The Judges thought her colourfully creative feature was “such a lovely simple idea. An important piece of social history mixed with modern reaction as the family reunites – a rich, dynamic production, with its rich sense of hard lives lived to the full – a really worthy Gold Charles Parker winner.”
Prizewinners
The Flapper - Bruce Guthrie - University of the West of England
A memorial to a much-missed matriarch told through a single household object as her family celebrate the life and cookery of Audrie Guthrie, an idiosyncratic and creative mother. It’s a celebration of what the judges called her “idiosyncratic, matriarchal ways – a radio feature which acts as a way of dealing with loss as well as containing quiet joy.”
Kidnapped - Henry Stokoe - University of Salford
This documentary-drama presents a binaural experience which follows two very different true stories of abduction - one without long-lasting consequences, the other, devastatingly fatal. The judges were struck by the “great, direct interviews; it’s a well-crafted feature with interesting stories and is technically mature.”
Beyond the Ballot - Rosa Eaton - University of the West of England
Fran De’ath is a retired UN Election Organiser who now lives on a houseboat in Bristol, but the voyage of her life is extraordinary - a true story of an ordinary person rising to meet extraordinary circumstances. This feature was praised by the judges as a “beautifully layered, well told and edited story, with a great talker at its heart - a worthy winner.”

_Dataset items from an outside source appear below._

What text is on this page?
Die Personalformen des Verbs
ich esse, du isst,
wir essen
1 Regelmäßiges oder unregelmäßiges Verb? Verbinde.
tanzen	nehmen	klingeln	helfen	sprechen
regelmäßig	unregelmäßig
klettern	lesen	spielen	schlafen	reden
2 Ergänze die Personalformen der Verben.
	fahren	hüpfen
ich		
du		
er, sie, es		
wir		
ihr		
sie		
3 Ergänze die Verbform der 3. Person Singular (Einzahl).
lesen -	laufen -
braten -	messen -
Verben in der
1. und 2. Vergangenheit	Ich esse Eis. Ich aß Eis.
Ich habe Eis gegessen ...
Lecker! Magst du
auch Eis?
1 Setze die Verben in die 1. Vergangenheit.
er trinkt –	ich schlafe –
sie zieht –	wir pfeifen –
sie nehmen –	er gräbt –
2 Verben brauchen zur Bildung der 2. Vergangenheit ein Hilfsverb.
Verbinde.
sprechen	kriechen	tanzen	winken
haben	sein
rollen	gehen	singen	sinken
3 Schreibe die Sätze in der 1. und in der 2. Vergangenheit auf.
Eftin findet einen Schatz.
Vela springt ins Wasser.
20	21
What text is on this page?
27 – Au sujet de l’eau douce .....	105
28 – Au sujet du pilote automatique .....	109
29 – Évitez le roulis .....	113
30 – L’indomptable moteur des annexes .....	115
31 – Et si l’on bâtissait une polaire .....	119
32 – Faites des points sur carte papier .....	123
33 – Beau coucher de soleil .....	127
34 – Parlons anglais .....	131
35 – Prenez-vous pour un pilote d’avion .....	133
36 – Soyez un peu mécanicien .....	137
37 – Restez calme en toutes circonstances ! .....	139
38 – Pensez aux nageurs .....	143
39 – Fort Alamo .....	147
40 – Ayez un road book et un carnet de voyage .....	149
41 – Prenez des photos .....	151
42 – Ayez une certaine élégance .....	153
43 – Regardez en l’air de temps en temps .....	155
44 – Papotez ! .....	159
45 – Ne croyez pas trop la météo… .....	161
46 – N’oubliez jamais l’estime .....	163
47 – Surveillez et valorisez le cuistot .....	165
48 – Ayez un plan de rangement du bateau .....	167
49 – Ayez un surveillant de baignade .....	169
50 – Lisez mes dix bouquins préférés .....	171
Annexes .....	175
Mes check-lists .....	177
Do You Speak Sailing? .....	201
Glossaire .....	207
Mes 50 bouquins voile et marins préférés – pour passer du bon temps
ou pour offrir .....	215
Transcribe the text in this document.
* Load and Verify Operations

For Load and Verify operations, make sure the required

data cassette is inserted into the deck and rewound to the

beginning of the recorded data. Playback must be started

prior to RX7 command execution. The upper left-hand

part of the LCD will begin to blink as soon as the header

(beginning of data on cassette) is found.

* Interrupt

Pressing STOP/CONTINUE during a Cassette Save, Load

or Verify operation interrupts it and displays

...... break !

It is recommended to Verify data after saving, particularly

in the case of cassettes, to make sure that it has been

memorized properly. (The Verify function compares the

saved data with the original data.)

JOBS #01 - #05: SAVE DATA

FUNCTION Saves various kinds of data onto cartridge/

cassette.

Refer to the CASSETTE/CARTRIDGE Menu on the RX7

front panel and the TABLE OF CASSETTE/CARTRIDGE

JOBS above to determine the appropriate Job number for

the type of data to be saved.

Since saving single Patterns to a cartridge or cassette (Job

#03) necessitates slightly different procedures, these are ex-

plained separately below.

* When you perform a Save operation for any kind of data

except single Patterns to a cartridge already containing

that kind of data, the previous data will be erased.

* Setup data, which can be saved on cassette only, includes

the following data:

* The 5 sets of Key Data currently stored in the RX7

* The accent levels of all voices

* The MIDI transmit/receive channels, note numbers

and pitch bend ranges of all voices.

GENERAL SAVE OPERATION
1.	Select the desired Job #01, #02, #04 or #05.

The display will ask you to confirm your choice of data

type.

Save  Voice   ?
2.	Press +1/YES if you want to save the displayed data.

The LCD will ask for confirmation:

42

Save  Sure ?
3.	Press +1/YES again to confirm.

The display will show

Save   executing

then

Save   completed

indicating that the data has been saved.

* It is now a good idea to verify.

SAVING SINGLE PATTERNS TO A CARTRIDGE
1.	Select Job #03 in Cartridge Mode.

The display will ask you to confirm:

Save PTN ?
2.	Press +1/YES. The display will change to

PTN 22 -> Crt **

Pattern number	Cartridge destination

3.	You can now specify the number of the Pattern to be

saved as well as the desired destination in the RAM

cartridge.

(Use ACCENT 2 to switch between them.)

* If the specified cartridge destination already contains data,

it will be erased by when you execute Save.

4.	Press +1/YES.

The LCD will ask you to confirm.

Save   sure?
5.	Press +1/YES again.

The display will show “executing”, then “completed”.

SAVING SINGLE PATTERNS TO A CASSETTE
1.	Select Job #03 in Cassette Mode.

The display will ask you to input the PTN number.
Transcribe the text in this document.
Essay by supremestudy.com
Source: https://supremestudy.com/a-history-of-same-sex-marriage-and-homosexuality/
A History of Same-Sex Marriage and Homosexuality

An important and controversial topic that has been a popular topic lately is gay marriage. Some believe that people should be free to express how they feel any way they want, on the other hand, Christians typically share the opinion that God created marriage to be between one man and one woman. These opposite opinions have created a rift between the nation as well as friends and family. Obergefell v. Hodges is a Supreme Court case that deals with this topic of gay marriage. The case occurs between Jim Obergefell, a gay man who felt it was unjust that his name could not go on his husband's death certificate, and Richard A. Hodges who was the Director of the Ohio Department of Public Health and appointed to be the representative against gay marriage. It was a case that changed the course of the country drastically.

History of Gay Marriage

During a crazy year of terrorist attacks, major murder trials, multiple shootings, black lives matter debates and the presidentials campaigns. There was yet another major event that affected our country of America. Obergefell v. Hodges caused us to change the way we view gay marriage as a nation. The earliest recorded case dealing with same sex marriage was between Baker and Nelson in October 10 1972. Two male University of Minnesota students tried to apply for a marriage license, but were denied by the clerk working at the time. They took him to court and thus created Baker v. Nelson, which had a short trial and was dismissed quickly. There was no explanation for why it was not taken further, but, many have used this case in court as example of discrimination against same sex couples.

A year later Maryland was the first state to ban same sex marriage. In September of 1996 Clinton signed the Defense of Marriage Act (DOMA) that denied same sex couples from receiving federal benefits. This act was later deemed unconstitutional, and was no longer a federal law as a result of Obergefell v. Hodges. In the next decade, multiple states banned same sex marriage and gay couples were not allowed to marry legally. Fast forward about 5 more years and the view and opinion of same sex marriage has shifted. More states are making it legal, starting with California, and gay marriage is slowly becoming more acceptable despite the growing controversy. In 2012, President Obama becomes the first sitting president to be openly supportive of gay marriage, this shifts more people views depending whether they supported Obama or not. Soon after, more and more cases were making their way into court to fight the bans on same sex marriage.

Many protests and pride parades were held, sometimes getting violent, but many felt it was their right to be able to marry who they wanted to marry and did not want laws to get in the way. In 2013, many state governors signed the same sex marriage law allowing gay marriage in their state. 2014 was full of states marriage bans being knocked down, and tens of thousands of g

My Life After Grenfell - Rhys Gunter - University of Westminster
Three survivors of the Grenfell Tower fire - Alison Moses, Emma O’Connor and Antonio Roncolato - recount the hardships they have endured since that fateful night in June 2017. The judges said, “although Grenfell is a well-known story, this chilling retelling of the fire and its aftermath brings a new authentic perspective – a very high-level achievement.”
Runners-Up
Ten student features were nominated for the Centenary Prize: the other five finalists were featured in a programme broadcast on Radio 4 Extra on Sunday 28 July 2019.